Astronaut Alan Bean, the fourth man to walk on...


HOUSTON -- Astronaut Alan Bean, the fourth man to walk on the moon and in recent months director of the space agency's astronaut candidate office, said Wednesday he is resigning June 26 to pursue a career as an artist.

Bean, 49, who started painting as a Navy pilot trainee and for 20 years has worked on earthly subjects, said he plans to concentrate on the moon because 'I was there and I had never seen a painting of it, really.'


'I've loved the job at NASA,' Bean said. 'I plan to bring the same devotion to (painting) as flying planes and space ships.

'I want to make a contribution to the field of art. I've saved my money and plan to spend whatever time it takes to do it just right.'

Bean, who receives a Navy captain's retirement pension, said he realized some observers might think his decision offbeat.

'To the passerby, it has an interesting ring to it like someone is dropping out,' Bean said. 'It's just the opposite. I'm working as hard at this as I have anything else. I'm a person who believes in going for your dreams.'

Bean is aiming for a personal show in a gallery, possibly in Houston. So far he has produced 'about 10 (canvasses) I'm fairly satisfied with and five that I'm very satisfied with.' He needs more and is working hard to produce them.


Bean, who is divorced and has two grown children, confessed to some apprehension about the change.

'It isn't as risky (as spaceflight) in terms of life-threatening,' he said. 'But as far as your ego's concerned, if you've been very successful in one particular sphere of your life, it is something to change that.

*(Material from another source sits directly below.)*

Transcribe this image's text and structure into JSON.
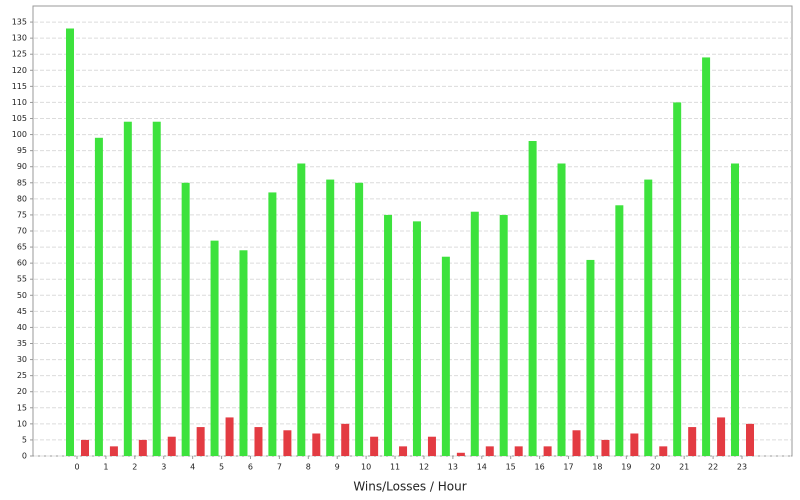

'When it's completely different, it can be tough. But you can't reach the other shore without jumping in the water. I'm getting in there, but I've been practicing my strokes.'

Johnson Space Center spokesman John Lawrence said Bean is the eleventh of 12 astronauts who went to the moon to leave the space program. John Young is the only moon flight veteran remaining in the program.

Bean was among the third group of astronauts selected by the National Aeronautics and Space Administration in the fall of 1963.

He was lunar module pilot on Apollo 12 in November 1969. From July to September 1973, he was commander of the second Skylab mission. Then he was backup spacecraft commander for the Soviet-American Apollo-Soyuz flight.

Bean's total time in space was 1,671 hours, 45 minutes, which ranked him first among active astronauts. He ranked fourth on the all-time space endurance list.


Lawrence said Bean is ineligible for a NASA pension because, until two years ago when he retired, he was on the Navy payroll.

Lawrence said Young, director of the astronaut office on leave to fly the space shuttle, will take over Bean's duties as director of astronaut candidate operations.